FIGO, in collaboration with a number of stakeholders, recently launched its Fistula Initiative which focuses on the prevention and treatment of obstetric fistula in 12 African and Asian countries. “The aim of the Initiative is to ensure high quality clinical training for the care of women with obstetric fistula and to increase capacity of services and staff to provide comprehensive management and treatment of fistula through a programme of training of trainers and support to the training centres,” Professor Rushwan added.
For this purpose, FIGO co-ordinated the production of a dedicated manual, the Global Competency-Based Fistula Surgery Training Manual, to enable physicians to acquire the skills needed to prevent it and provide proper surgical, medical and psychosocial care to women who have incurred fistulae.

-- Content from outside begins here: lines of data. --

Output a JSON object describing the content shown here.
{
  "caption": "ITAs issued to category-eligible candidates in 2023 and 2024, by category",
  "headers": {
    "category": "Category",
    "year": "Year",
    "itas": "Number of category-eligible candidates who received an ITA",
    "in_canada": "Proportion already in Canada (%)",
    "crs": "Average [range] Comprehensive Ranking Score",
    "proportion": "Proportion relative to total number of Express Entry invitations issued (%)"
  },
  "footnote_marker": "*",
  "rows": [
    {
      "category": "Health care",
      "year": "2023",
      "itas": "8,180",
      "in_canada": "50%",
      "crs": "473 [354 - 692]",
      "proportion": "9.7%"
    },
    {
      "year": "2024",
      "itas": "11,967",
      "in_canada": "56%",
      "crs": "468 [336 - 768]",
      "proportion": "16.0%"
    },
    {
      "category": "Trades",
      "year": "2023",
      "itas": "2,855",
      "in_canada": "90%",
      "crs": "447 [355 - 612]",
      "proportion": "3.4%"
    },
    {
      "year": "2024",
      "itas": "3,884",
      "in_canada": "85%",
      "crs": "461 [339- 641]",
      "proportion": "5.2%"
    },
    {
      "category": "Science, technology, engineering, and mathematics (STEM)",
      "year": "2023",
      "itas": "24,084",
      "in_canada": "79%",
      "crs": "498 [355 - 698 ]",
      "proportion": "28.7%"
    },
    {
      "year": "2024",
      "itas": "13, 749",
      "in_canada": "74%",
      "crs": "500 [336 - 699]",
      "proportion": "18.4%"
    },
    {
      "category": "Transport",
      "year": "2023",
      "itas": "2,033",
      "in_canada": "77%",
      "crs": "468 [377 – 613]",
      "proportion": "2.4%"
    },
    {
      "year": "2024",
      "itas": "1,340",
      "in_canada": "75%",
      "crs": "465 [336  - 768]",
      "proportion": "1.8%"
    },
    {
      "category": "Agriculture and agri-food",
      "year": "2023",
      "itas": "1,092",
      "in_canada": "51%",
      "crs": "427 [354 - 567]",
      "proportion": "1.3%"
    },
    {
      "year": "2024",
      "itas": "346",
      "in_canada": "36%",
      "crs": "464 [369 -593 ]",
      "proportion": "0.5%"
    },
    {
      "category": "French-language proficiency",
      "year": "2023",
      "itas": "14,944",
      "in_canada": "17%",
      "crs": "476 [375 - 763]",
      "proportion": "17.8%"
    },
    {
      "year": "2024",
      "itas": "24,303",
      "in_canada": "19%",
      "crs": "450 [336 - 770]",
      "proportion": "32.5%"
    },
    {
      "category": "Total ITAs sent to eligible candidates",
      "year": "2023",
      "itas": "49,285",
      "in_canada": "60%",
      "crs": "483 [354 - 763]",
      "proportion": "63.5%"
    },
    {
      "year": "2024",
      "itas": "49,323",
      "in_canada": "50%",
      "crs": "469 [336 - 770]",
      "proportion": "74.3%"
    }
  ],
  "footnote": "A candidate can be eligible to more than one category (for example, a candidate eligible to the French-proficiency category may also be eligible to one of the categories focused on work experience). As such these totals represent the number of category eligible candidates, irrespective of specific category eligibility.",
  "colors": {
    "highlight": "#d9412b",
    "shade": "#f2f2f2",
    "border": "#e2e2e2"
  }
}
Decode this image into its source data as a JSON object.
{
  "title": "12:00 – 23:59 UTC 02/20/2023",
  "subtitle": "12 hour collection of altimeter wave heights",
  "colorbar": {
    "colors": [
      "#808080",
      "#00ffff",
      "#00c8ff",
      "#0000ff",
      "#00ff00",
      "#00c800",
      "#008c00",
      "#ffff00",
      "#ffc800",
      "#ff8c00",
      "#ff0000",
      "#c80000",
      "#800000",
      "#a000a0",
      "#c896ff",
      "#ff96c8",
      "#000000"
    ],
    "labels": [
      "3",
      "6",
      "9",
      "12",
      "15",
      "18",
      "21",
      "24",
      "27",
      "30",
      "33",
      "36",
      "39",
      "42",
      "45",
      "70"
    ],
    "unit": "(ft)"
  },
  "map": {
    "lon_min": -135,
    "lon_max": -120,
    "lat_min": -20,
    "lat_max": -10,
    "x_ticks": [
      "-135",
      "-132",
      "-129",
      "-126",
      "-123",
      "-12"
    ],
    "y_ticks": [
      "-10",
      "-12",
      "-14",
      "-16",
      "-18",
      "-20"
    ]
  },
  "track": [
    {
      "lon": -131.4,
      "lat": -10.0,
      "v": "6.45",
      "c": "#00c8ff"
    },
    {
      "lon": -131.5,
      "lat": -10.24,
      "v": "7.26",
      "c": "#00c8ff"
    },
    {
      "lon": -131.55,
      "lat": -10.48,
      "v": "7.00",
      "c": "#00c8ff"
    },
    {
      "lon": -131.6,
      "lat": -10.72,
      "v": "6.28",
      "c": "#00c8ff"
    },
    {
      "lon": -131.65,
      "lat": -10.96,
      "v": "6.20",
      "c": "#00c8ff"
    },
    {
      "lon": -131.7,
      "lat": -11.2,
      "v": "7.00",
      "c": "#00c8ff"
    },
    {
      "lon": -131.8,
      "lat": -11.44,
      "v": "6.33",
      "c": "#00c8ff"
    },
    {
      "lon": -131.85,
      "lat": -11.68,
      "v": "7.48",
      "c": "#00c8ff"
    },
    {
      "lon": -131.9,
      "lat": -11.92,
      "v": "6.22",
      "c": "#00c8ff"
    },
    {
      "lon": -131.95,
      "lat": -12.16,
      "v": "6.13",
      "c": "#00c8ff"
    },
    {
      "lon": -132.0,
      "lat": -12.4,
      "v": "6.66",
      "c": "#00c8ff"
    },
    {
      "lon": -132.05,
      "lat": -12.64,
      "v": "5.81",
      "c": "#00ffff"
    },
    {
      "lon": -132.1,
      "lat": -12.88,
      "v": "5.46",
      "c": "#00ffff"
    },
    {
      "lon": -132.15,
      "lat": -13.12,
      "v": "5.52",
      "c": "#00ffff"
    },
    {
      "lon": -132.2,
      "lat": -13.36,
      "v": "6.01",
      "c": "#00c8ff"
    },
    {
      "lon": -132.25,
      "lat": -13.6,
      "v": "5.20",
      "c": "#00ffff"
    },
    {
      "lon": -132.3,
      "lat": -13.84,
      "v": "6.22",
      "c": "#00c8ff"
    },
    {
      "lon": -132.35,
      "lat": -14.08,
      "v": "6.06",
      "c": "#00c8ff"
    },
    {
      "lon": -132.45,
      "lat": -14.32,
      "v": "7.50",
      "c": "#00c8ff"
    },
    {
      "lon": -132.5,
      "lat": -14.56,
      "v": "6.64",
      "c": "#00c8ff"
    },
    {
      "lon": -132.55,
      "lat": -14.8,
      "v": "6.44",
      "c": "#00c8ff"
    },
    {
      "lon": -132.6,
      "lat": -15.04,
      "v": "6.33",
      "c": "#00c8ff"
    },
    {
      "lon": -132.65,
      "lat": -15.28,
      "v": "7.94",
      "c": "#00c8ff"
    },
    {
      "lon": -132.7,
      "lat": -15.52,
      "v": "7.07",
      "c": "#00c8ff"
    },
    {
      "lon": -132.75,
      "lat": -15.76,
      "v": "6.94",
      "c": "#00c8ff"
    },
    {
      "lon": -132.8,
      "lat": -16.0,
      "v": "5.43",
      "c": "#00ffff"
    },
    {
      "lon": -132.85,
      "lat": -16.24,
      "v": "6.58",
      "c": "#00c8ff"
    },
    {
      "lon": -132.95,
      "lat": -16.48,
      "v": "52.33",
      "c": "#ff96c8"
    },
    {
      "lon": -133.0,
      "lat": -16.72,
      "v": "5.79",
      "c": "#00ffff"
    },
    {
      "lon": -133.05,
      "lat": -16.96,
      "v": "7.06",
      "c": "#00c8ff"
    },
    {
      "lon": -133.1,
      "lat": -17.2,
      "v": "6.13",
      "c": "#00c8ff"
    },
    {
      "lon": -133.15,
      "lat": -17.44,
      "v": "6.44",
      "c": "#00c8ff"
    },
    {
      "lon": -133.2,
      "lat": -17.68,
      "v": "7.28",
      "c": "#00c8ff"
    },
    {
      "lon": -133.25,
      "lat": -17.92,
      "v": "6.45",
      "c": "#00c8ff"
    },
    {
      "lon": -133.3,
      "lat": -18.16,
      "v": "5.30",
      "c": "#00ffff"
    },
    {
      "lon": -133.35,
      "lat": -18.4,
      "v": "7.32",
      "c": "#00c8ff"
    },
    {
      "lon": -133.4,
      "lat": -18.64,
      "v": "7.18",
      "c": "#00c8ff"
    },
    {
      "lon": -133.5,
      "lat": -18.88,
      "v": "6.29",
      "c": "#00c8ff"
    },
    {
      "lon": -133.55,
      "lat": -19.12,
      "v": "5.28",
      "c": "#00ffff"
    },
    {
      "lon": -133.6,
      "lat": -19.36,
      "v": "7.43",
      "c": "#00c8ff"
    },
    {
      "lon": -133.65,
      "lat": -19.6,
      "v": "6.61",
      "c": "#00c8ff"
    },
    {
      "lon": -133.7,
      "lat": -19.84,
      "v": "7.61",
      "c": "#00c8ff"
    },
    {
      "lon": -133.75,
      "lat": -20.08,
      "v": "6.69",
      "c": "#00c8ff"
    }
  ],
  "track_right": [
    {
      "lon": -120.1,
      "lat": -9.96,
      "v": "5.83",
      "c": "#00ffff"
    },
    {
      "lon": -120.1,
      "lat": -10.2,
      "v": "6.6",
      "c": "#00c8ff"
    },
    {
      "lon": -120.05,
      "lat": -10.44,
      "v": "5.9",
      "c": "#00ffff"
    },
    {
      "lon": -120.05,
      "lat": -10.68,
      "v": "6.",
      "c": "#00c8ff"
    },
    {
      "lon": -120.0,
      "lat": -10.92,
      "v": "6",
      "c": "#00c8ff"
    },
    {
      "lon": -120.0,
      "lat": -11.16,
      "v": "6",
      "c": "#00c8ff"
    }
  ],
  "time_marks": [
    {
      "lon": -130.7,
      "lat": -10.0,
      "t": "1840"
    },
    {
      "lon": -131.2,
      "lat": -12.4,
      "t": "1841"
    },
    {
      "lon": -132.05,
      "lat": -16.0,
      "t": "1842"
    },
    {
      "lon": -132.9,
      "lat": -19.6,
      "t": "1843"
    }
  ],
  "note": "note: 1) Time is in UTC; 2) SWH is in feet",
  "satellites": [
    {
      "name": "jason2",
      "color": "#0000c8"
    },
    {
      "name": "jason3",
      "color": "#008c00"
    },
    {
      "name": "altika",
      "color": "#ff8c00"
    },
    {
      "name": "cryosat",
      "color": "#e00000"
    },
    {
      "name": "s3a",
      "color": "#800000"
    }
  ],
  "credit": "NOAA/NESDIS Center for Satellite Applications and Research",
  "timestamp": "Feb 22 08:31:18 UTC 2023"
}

The manual was produced with funding from the United Nations Population Fund (UNFPA), and with the collaboration of fistula surgeons and professional and specialist health organisations. It was pilot tested in several centres and is now being utilised for training in accredited centres.
FIGO is also involved in the provision of training workshops on PPH, Minimally Invasive Surgery (MIS), obstetric ultrasonography, basic surgical skills and pelvic floor dysfunction surgery - these are conducted in many African and Asian countries as the issues are highly relevant to maternal mortality and morbidity.